The idea that alcohol addiction may one day be cured by simply taking a pill is extremely appealing. There have been so many lives destroyed because of alcoholism, as well as it having had a hugely negative impact on society as a whole. There are now many treatments available, but it still seems to be a case of what works for one person might not work for somebody else. If there were one pill that could cure every addiction, it would be the biggest news stories of the century. It is obvious that we have not yet reached this point, but are there any promising drugs out there that can be used for treating alcohol addiction?

Naltrexone for Treating Alcoholism

There is some evidence that Naltrexone can lower the likelihood of relapse, and it may help to reduce heavy drinking. It is not entirely known how this drug works, but it does seem to have the ability to reduce cravings. It is these obsessive thoughts about drinking that can cause people to struggle in recovery, while these cravings can easily lead to relapse (especially during the first few months of sobriety).

If Naltrexone were capable of reducing this desire to drink, it would make it easier to remain sober. It is now clear from the research into this substance that it does not reduce cravings for everyone, and there can be some unpleasant side effects such as anxiety, drowsiness, and confusion. This drug also fails to reduce the physical symptoms of alcohol withdrawal.

Antabuse/Antabus

Antabuse (Disulfiram) is not as popular as it used to be (back in the sixties and seventies). This drug works by making those who drink alcohol while taking it extremely sick. The hope is that by using the substance the person will have a good reason not to drink. The problem is that this treatment only works for as long as the person is taking Antabuse, and there have been individuals who have died because they drank while taking the medication. The effects of drinking while using Disulfiram can be intense because it leads to shortness of breath, accelerated heartbeat, visual disturbances, anxiety, severe headache, nausea, and vomiting - it could even cause circulatory collapse. Antabuse works by preventing the body from converting acetaldehyde dehydrogenase into a harmless substance.

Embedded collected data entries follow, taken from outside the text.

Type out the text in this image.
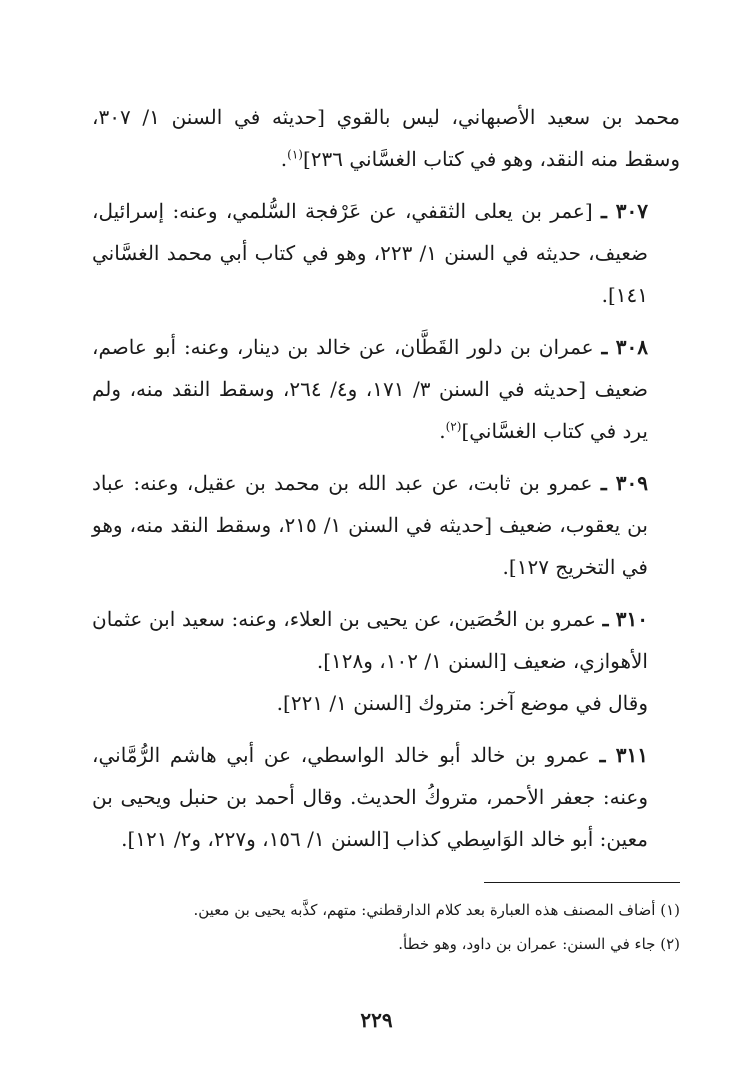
محمد بن سعيد الأصبهاني، ليس بالقوي [حديثه في السنن ١/ ٣٠٧، وسقط منه النقد، وهو في كتاب الغسَّاني ٢٣٦]$^{(١)}$.

٣٠٧ ـ [عمر بن يعلى الثقفي، عن عَرْفجة السُّلمي، وعنه: إسرائيل، ضعيف، حديثه في السنن ١/ ٢٢٣، وهو في كتاب أبي محمد الغسَّاني ١٤١].

٣٠٨ ـ عمران بن دلور القَطَّان، عن خالد بن دينار، وعنه: أبو عاصم، ضعيف [حديثه في السنن ٣/ ١٧١، و٤/ ٢٦٤، وسقط النقد منه، ولم يرد في كتاب الغسَّاني]$^{(٢)}$.

٣٠٩ ـ عمرو بن ثابت، عن عبد الله بن محمد بن عقيل، وعنه: عباد بن يعقوب، ضعيف [حديثه في السنن ١/ ٢١٥، وسقط النقد منه، وهو في التخريج ١٢٧].

٣١٠ ـ عمرو بن الحُصَين، عن يحيى بن العلاء، وعنه: سعيد ابن عثمان الأهوازي، ضعيف [السنن ١/ ١٠٢، و١٢٨].

وقال في موضع آخر: متروك [السنن ١/ ٢٢١].

٣١١ ـ عمرو بن خالد أبو خالد الواسطي، عن أبي هاشم الرُّمَّاني، وعنه: جعفر الأحمر، متروكُ الحديث. وقال أحمد بن حنبل ويحيى بن معين: أبو خالد الوَاسِطي كذاب [السنن ١/ ١٥٦، و٢٢٧، و٢/ ١٢١].

(١) أضاف المصنف هذه العبارة بعد كلام الدارقطني: متهم، كذَّبه يحيى بن معين.

(٢) جاء في السنن: عمران بن داود، وهو خطأ.

٢٢٩
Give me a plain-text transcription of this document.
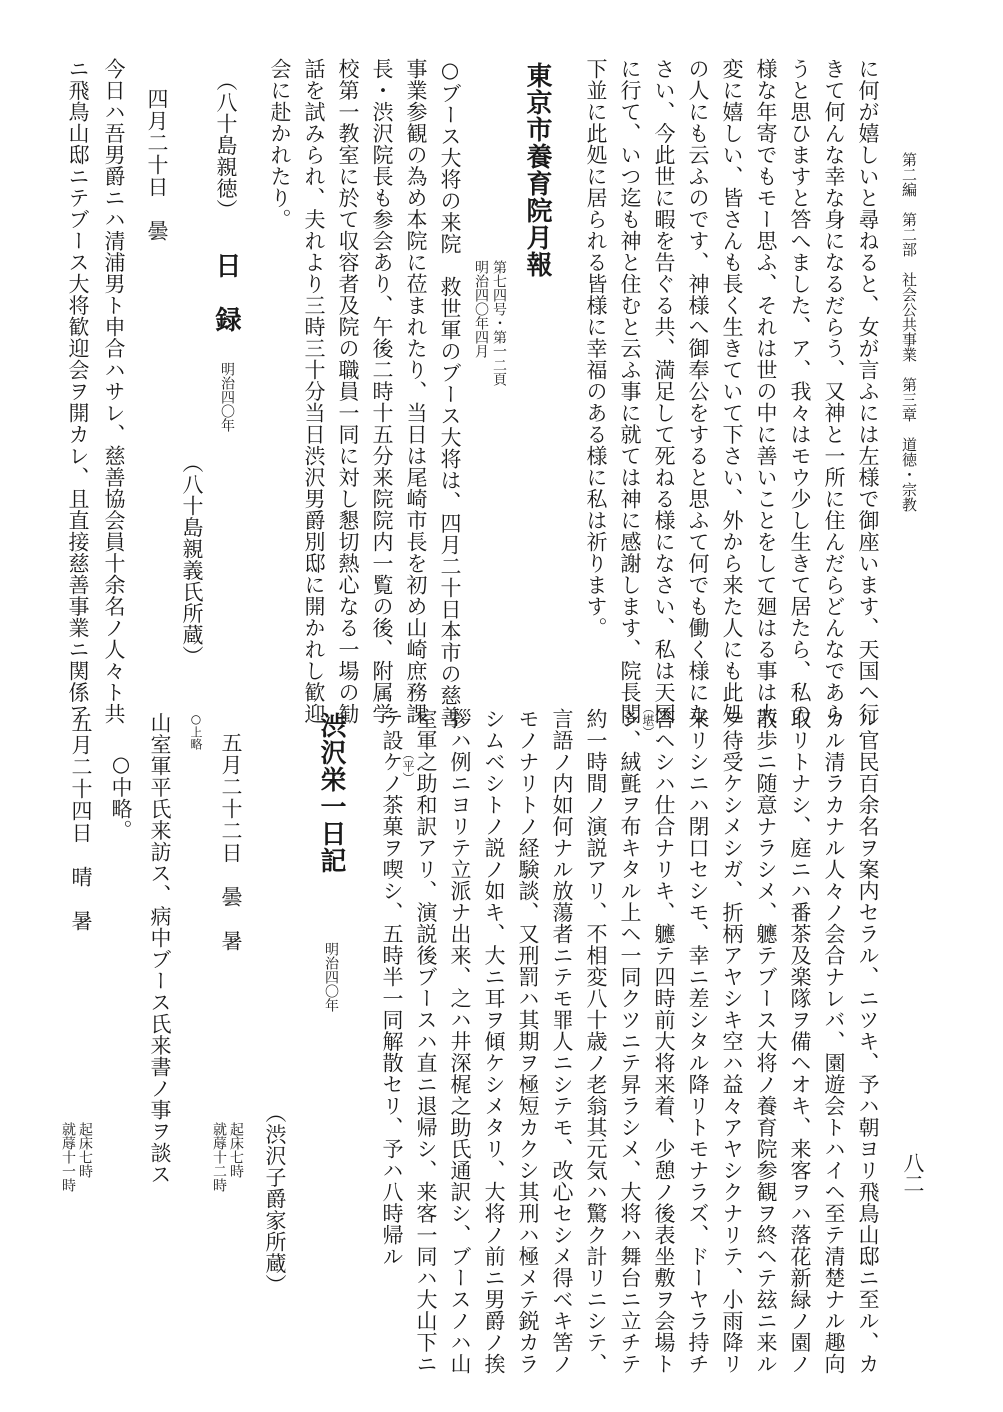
第二編　第二部　社会公共事業　第三章　道徳・宗教
八二
に何が嬉しいと尋ねると、女が言ふには左様で御座います、天国へ行
きて何んな幸な身になるだらう、又神と一所に住んだらどんなであら
うと思ひますと答へました、ア、我々はモウ少し生きて居たら、私の
様な年寄でもモー思ふ、それは世の中に善いことをして廻はる事は大
変に嬉しい、皆さんも長く生きていて下さい、外から来た人にも此処
の人にも云ふのです、神様へ御奉公をすると思ふて何でも働く様にな
さい、今此世に暇を告ぐる共、満足して死ねる様になさい、私は天国
に行て、いつ迄も神と住むと云ふ事に就ては神に感謝します、院長閣
下並に此処に居られる皆様に幸福のある様に私は祈ります。
東京市養育院月報
第七四号・第一二頁
明治四〇年四月
○ブース大将の来院　救世軍のブース大将は、四月二十日本市の慈善
事業参観の為め本院に莅まれたり、当日は尾崎市長を初め山崎庶務課
長・渋沢院長も参会あり、午後二時十五分来院院内一覧の後、附属学
校第一教室に於て収容者及院の職員一同に対し懇切熱心なる一場の勧
話を試みられ、夫れより三時三十分当日渋沢男爵別邸に開かれし歓迎
会に赴かれたり。
（八十島親徳）
日　録
明治四〇年
（八十島親義氏所蔵）
四月二十日　曇
今日ハ吾男爵ニハ清浦男ト申合ハサレ、慈善協会員十余名ノ人々ト共
ニ飛鳥山邸ニテブース大将歓迎会ヲ開カレ、且直接慈善事業ニ関係ア
ル官民百余名ヲ案内セラル、ニツキ、予ハ朝ヨリ飛鳥山邸ニ至ル、カ
カル清ラカナル人々ノ会合ナレバ、園遊会トハイヘ至テ清楚ナル趣向
取リトナシ、庭ニハ番茶及楽隊ヲ備ヘオキ、来客ヲハ落花新緑ノ園ノ
散歩ニ随意ナラシメ、軈テブース大将ノ養育院参観ヲ終ヘテ玆ニ来ル
ヲ待受ケシメシガ、折柄アヤシキ空ハ益々アヤシクナリテ、小雨降リ
来リシニハ閉口セシモ、幸ニ差シタル降リトモナラズ、ドーヤラ持チ
答ヘシハ仕合ナリキ、軈テ四時前大将来着、少憩ノ後表坐敷ヲ会場ト
シ、絨氈ヲ布キタル上ヘ一同クツニテ昇ラシメ、大将ハ舞台ニ立チテ
約一時間ノ演説アリ、不相変八十歳ノ老翁其元気ハ驚ク計リニシテ、
言語ノ内如何ナル放蕩者ニテモ罪人ニシテモ、改心セシメ得ベキ筈ノ
モノナリトノ経験談、又刑罰ハ其期ヲ極短カクシ其刑ハ極メテ鋭カラ
シムベシトノ説ノ如キ、大ニ耳ヲ傾ケシメタリ、大将ノ前ニ男爵ノ挨
拶ハ例ニヨリテ立派ナ出来、之ハ井深梶之助氏通訳シ、ブースノハ山
室軍之助和訳アリ、演説後ブースハ直ニ退帰シ、来客一同ハ大山下ニ
テ設ケノ茶菓ヲ喫シ、五時半一同解散セリ、予ハ八時帰ル	（堪）
（平）
渋沢栄一日記
明治四〇年
（渋沢子爵家所蔵）
五月二十二日　曇　暑
起床七時
就蓐十二時
○上略
山室軍平氏来訪ス、病中ブース氏来書ノ事ヲ談ス
○中略。
五月二十四日　晴　暑
起床七時
就蓐十一時
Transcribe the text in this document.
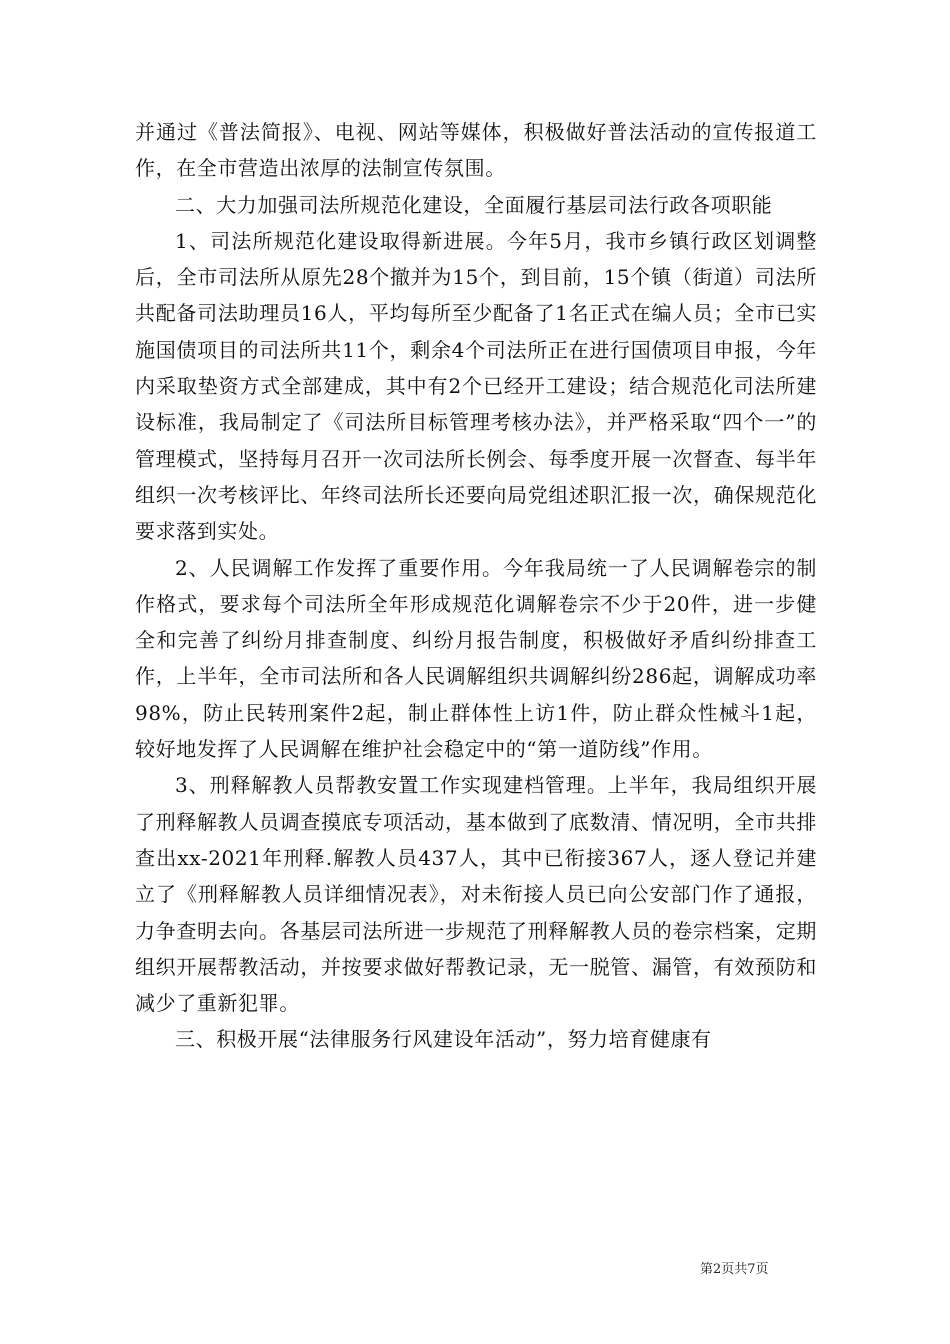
并通过《普法简报》、电视、网站等媒体，积极做好普法活动的宣传报道工作，在全市营造出浓厚的法制宣传氛围。

二、大力加强司法所规范化建设，全面履行基层司法行政各项职能

1、司法所规范化建设取得新进展。今年5月，我市乡镇行政区划调整后，全市司法所从原先28个撤并为15个，到目前，15个镇（街道）司法所共配备司法助理员16人，平均每所至少配备了1名正式在编人员；全市已实施国债项目的司法所共11个，剩余4个司法所正在进行国债项目申报，今年内采取垫资方式全部建成，其中有2个已经开工建设；结合规范化司法所建设标准，我局制定了《司法所目标管理考核办法》，并严格采取“四个一”的管理模式，坚持每月召开一次司法所长例会、每季度开展一次督查、每半年组织一次考核评比、年终司法所长还要向局党组述职汇报一次，确保规范化要求落到实处。

2、人民调解工作发挥了重要作用。今年我局统一了人民调解卷宗的制作格式，要求每个司法所全年形成规范化调解卷宗不少于20件，进一步健全和完善了纠纷月排查制度、纠纷月报告制度，积极做好矛盾纠纷排查工作，上半年，全市司法所和各人民调解组织共调解纠纷286起，调解成功率98%，防止民转刑案件2起，制止群体性上访1件，防止群众性械斗1起，较好地发挥了人民调解在维护社会稳定中的“第一道防线”作用。

3、刑释解教人员帮教安置工作实现建档管理。上半年，我局组织开展了刑释解教人员调查摸底专项活动，基本做到了底数清、情况明，全市共排查出xx-2021年刑释.解教人员437人，其中已衔接367人，逐人登记并建立了《刑释解教人员详细情况表》，对未衔接人员已向公安部门作了通报，力争查明去向。各基层司法所进一步规范了刑释解教人员的卷宗档案，定期组织开展帮教活动，并按要求做好帮教记录，无一脱管、漏管，有效预防和减少了重新犯罪。

三、积极开展“法律服务行风建设年活动”，努力培育健康有

第2页共7页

Antabuse has been in use for fifty years and the research into this drug is not particularly compelling. There is also the concern that this type of treatment is unethical. Some people have suffered very severe reactions after mistakenly consuming something that contained alcohol. Antabuse may give people an initial motivation to stay sober, but it is certainly not any type of long-term solution.

Topamax

A few years ago, Topamax was being touted as a new wonder drug for treating addiction. It works by decreasing the 'rewarding effects' of alcohol in the brain. The idea is that this means the person will have less need to drink alcohol, allowing them to be better able to live a normal life. Initial research was encouraging because it suggested that those using this drug were six times more likely to remain sober. Further research suggested that it was only really an effective treatment in the first few weeks of recovery, working best when combined with therapy.

Baclofen

Baclofen was also being touted in recent years as a miracle cure because it was so effective at reducing cravings. There is some evidence that this substance could reduce cravings for some people, but there have not yet been enough studies to reach any firm conclusions.

The available drugs for treating alcoholism do seem to bring some benefits for those trying to break away from addiction. We are a long way off from one pill to cure addiction, but these substances definitely seem to have a part to play in recovery.